Íslendingabók and Landnámabók
An interview with Eiríkur Sturla Olafsson
– What is reported in the books Íslendingabók and Landnámabók?
– Íslendingabók is shorter and only 29 pages. Landnámabók is about 330 pages long. They were written between 1122 and 1133 by Ari, the Wise. He was a member of the clergy and, by then, established in Iceland. The books are about the first settlers in Iceland, who supposedly came to the country in the years between 870 and 874. This means the books were written, nearly, 300 years after the first settlements actually took place. Íslendingabók describes the first contacts of the Nordic people with the country, as being told via tales and other oral stories, but not in any written form. The fact that these reports have been documented only after the Church has been established in Iceland, may also be seen as a political strategy to document which person, who allegedly took on Christianity, has now settled. By doing so, the Church expects to keep its rights towards various parts of the country. A more romantic interpretation of the book sees it as the first opportunity that Icelandic clergymen had, to establish a national identity. The first settlers, coming mostly from Norway and the British Isles, were of foreign descent. Three centuries later, the language had been preserved in Iceland although it was developing in other parts of Northern Europe. That may be seen as the first attempt to authenticate a cultural identity through literature, because it hadn’t been much written about it, by then.
– What kind of discourse is there in the books?
– Íslendingabók and Landnámabók are strictly reports. What distinguishes them from other sources is that they try to make the most out of specific sources. They try to evaluate these sources and question if they should be taken for granted or not. Íslendingabók tells about the first people, who came to Iceland but didn’t settle. It contains the only text in the books, written as a tale, and therefore not supported by any facts, about Irish monks. Íslendingabók is a story that tells about the Icelandic settlement, being the reasons for it mostly originated by the conflict with the Norwegian king, at the time, Harald I. It tries to describe what triggered people overseas, heading to Iceland, indeed, a very paranoid journey. Landnámabók is longer and written in more detail. It describes each settlement with a genealogical documentation, in a rather dry way, not caring about the reasons why people decided to move to Iceland, which dealt mostly with political discontentment towards the new king of Norway.
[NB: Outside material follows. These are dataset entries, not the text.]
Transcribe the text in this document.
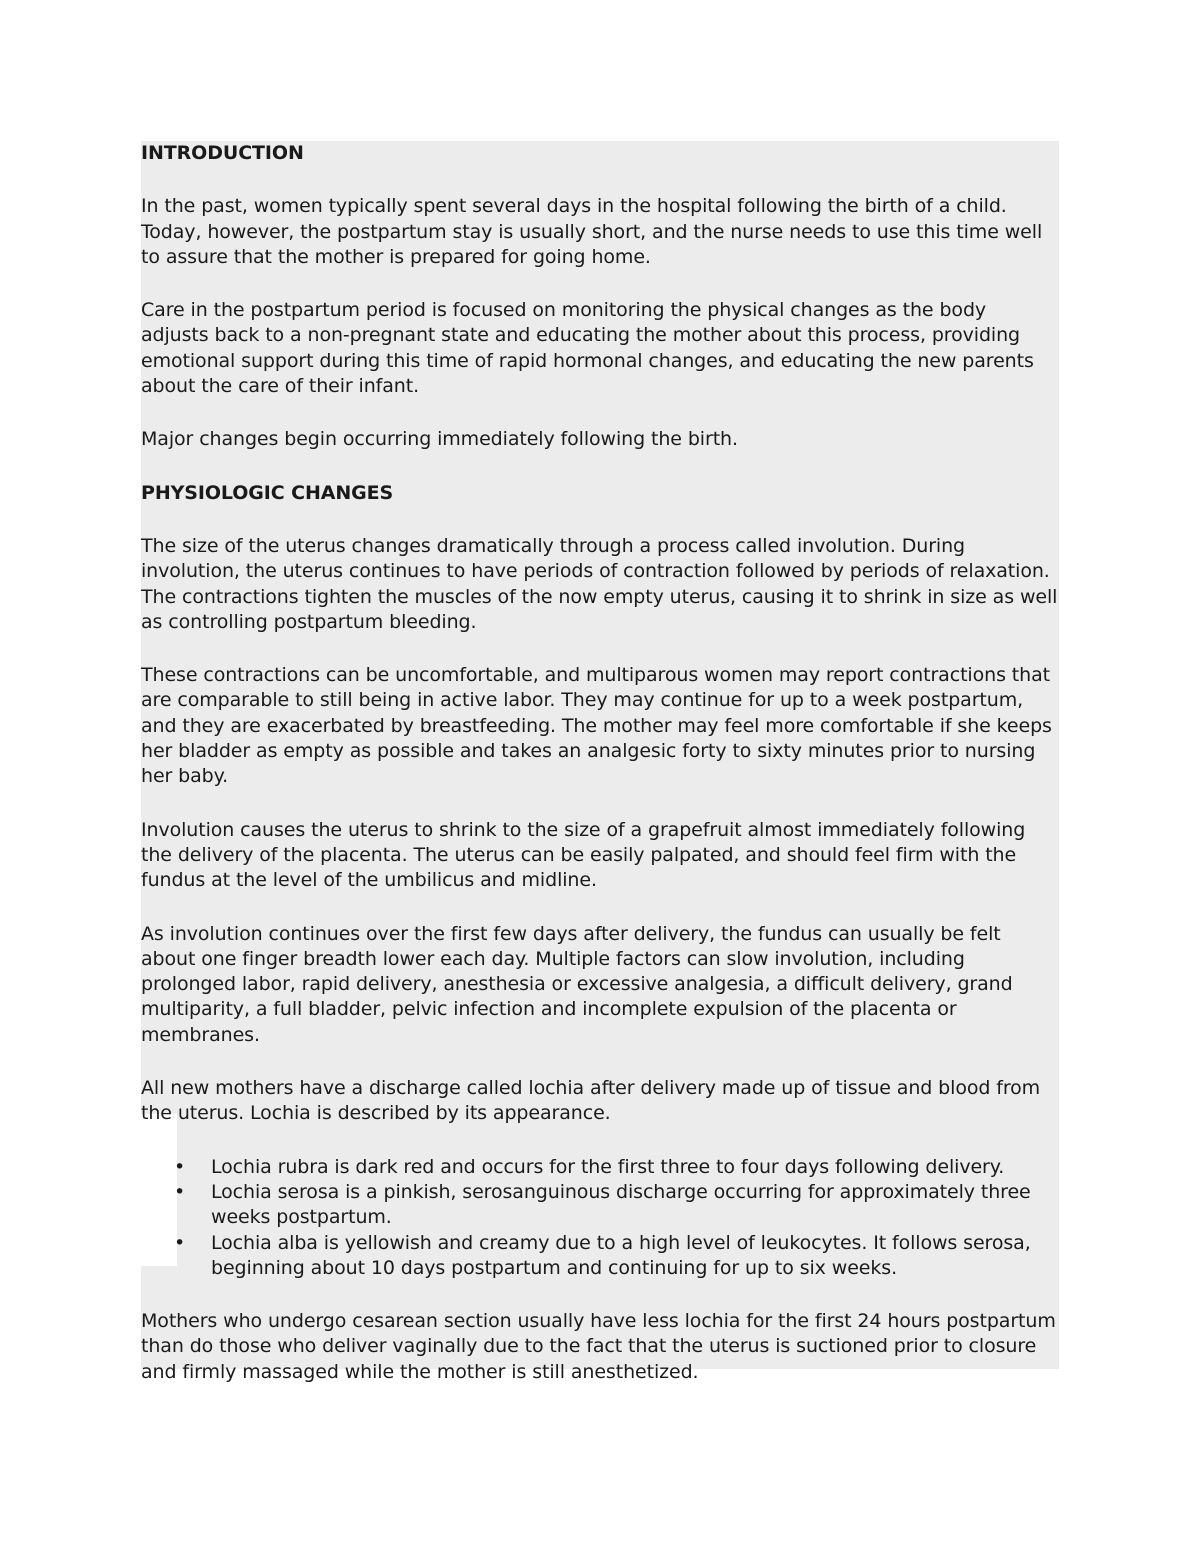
INTRODUCTION

In the past, women typically spent several days in the hospital following the birth of a child. Today, however, the postpartum stay is usually short, and the nurse needs to use this time well to assure that the mother is prepared for going home.

Care in the postpartum period is focused on monitoring the physical changes as the body adjusts back to a non-pregnant state and educating the mother about this process, providing emotional support during this time of rapid hormonal changes, and educating the new parents about the care of their infant.

Major changes begin occurring immediately following the birth.

PHYSIOLOGIC CHANGES

The size of the uterus changes dramatically through a process called involution. During involution, the uterus continues to have periods of contraction followed by periods of relaxation. The contractions tighten the muscles of the now empty uterus, causing it to shrink in size as well as controlling postpartum bleeding.

These contractions can be uncomfortable, and multiparous women may report contractions that are comparable to still being in active labor. They may continue for up to a week postpartum, and they are exacerbated by breastfeeding. The mother may feel more comfortable if she keeps her bladder as empty as possible and takes an analgesic forty to sixty minutes prior to nursing her baby.

Involution causes the uterus to shrink to the size of a grapefruit almost immediately following the delivery of the placenta. The uterus can be easily palpated, and should feel firm with the fundus at the level of the umbilicus and midline.

As involution continues over the first few days after delivery, the fundus can usually be felt about one finger breadth lower each day. Multiple factors can slow involution, including prolonged labor, rapid delivery, anesthesia or excessive analgesia, a difficult delivery, grand multiparity, a full bladder, pelvic infection and incomplete expulsion of the placenta or membranes.

All new mothers have a discharge called lochia after delivery made up of tissue and blood from the uterus. Lochia is described by its appearance.

• Lochia rubra is dark red and occurs for the first three to four days following delivery.
• Lochia serosa is a pinkish, serosanguinous discharge occurring for approximately three weeks postpartum.
• Lochia alba is yellowish and creamy due to a high level of leukocytes. It follows serosa, beginning about 10 days postpartum and continuing for up to six weeks.

Mothers who undergo cesarean section usually have less lochia for the first 24 hours postpartum than do those who deliver vaginally due to the fact that the uterus is suctioned prior to closure and firmly massaged while the mother is still anesthetized.
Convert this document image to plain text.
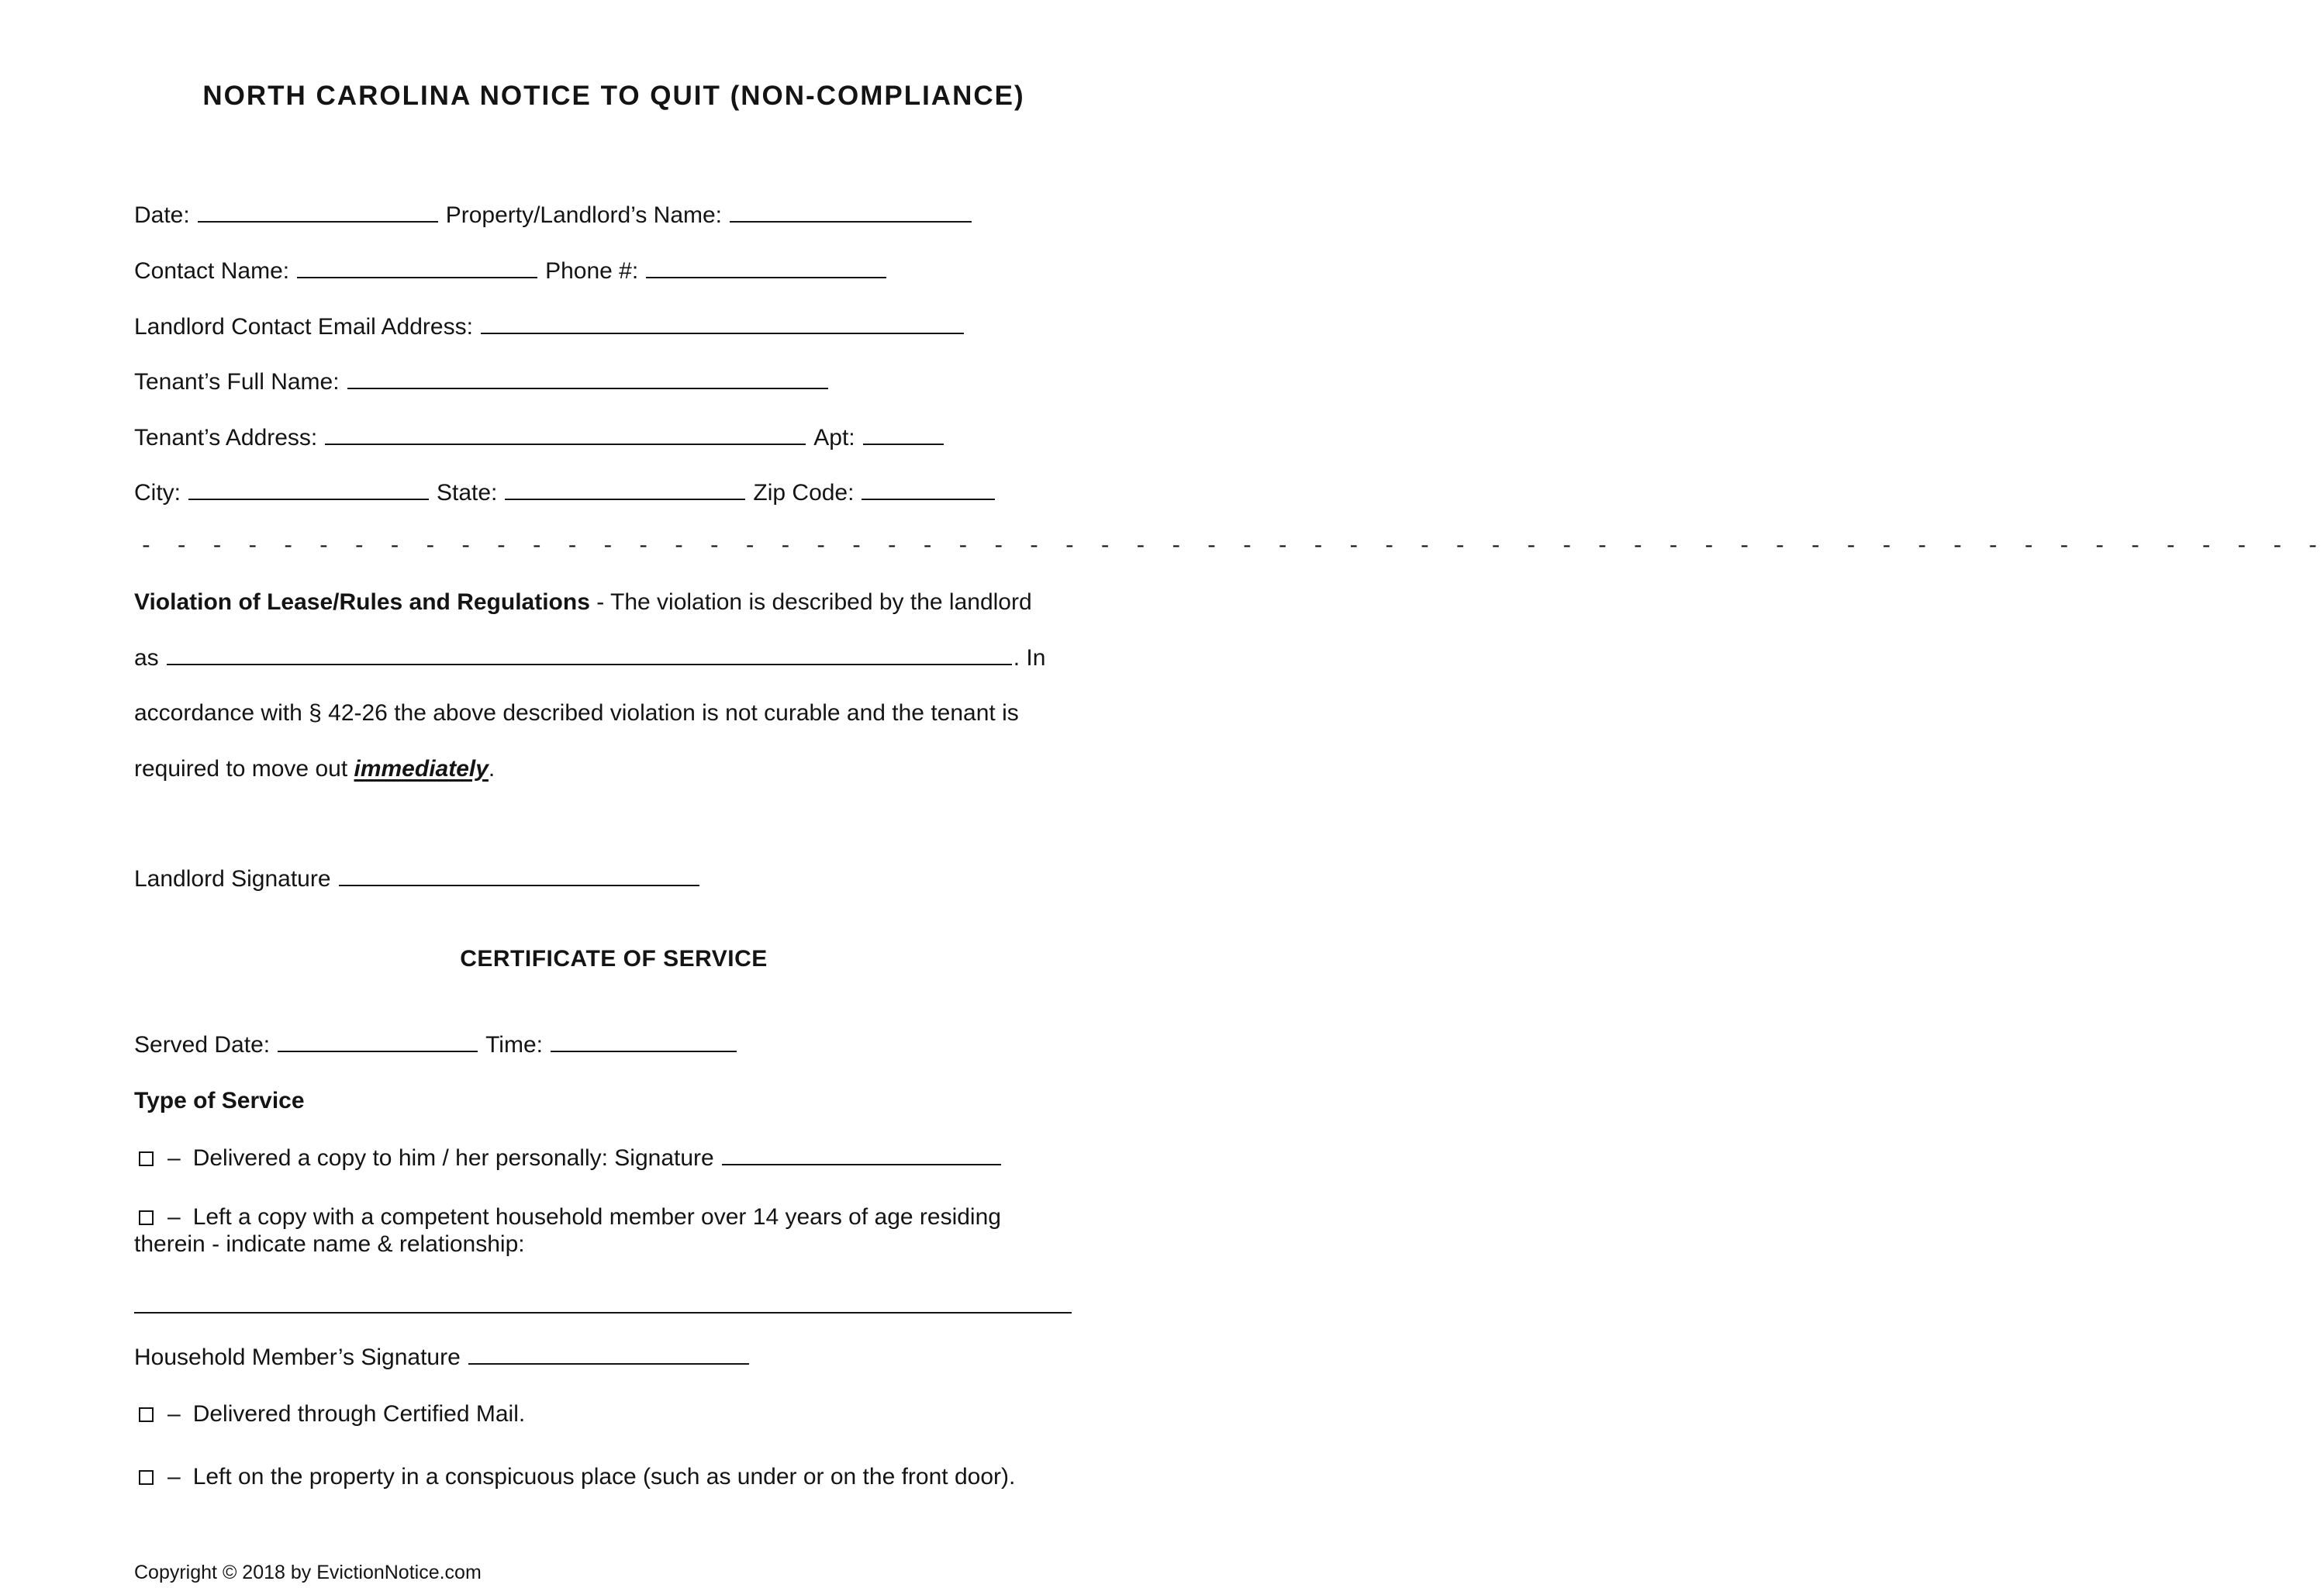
NORTH CAROLINA NOTICE TO QUIT (NON-COMPLIANCE)
Date:	Property/Landlord’s Name:
Contact Name:	Phone #:
Landlord Contact Email Address:
Tenant’s Full Name:
Tenant’s Address:	Apt:
City:	State:	Zip Code:
- - - - - - - - - - - - - - - - - - - - - - - - - - - - - - - - - - - - - - - - - - - - - - - - - - - - - - - - - - - - - -
Violation of Lease/Rules and Regulations - The violation is described by the landlord
as	. In
accordance with § 42-26 the above described violation is not curable and the tenant is
required to move out immediately .
Landlord Signature
CERTIFICATE OF SERVICE
Served Date:	Time:
Type of Service
– Delivered a copy to him / her personally: Signature
– Left a copy with a competent household member over 14 years of age residing
therein - indicate name & relationship:
Household Member’s Signature
– Delivered through Certified Mail.
– Left on the property in a conspicuous place (such as under or on the front door).
Copyright © 2018 by EvictionNotice.com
At the time, Norway just became a kingdom. Before it was organised in a feudal structure of fjords. This is, in a way, how the myth of independent Icelandic people was born. Icelanders still look back to this moment in history to justify their independence, which is also one of the reasons why Iceland doesn’t want to join the European Union.
– Religion does not play a significant role in the settlement, which seems to be rather a political investment.
– Not until later. At the beginning of the settlement, Christianity hasn’t started to establish in Iceland. Only with the first christian kings in Norway, religion became a remarkable compromise between the kingdom and the people in Iceland. The settlers were, by then, allowed to believe in the hidden gods but should not manifest it in public. Christianity doesn’t become a major device of ruling until the Middle Ages, when most of Icelanders take on the Lutheran Church. At the time, the first disputes between Catholicism and Protestantism started. The first Icelandic Bishop was founded in 1056, which means 56 years after Christianity has officially started in Iceland. The second Bishop was established in 1106 and lead ultimately to tribe wars. One can discuss, whether it was religion as such, that triggered the disputes or if people would use religion as a power device to state their will.
– In what other ways did the settlement influence Icelandic culture besides the production of ideological values, such as independence?
– Independence always shines through everything. Although, poetry is a big part of Icelandic nationality, as well. Icelanders define themselves, more than other nations, through language. Portuguese, for instances, is spoken in other countries like Brazil or Mozambique. It has, therefore, an international value, while Icelandic is spoken strictly in Iceland and a few villages in Canada, where a specific dialect developed, in response to the migration to the West, in the 19th Century. Icelanders are very much focused on their language and yet again through the language, they are proud of their alleged independence, which takes the form of poetry, not in the Landnámabók but, for example, in the Icelandic Sagas and Eddas. These forms of literature, along with the settlement, offer archetypes for the Icelandic independence.
– In the book by Haldór Laxness “Independent People”, we get a very precise view of Bjartur’s life style. How much of a settler is Bjartur?
– The book is brilliant in two ways: firstly, for those who share an independent, nationalist thinking, they will find in the book an exact representation of these thoughts; secondly, the skeptics of these same national values, maintained by an old-school tradition, and those who look abroad, will see in Bjartur a caricature of this same Icelandic independent thinking. I, personally, think he is a sad man, confused, who has been polluted by values that he doesn’t understand. He incorporates the free man of Iceland, who would rather go down, than be anybody’s servant. On the other hand, the reason, why he goes down in his life, is because he refuses to take the world as it is and seek corporation, in order to achieve his goals. He is, actually, both a hero because he is the independent man and an anti-hero because he overdoes it. In this sense, this book can be read in, at least, two different ways.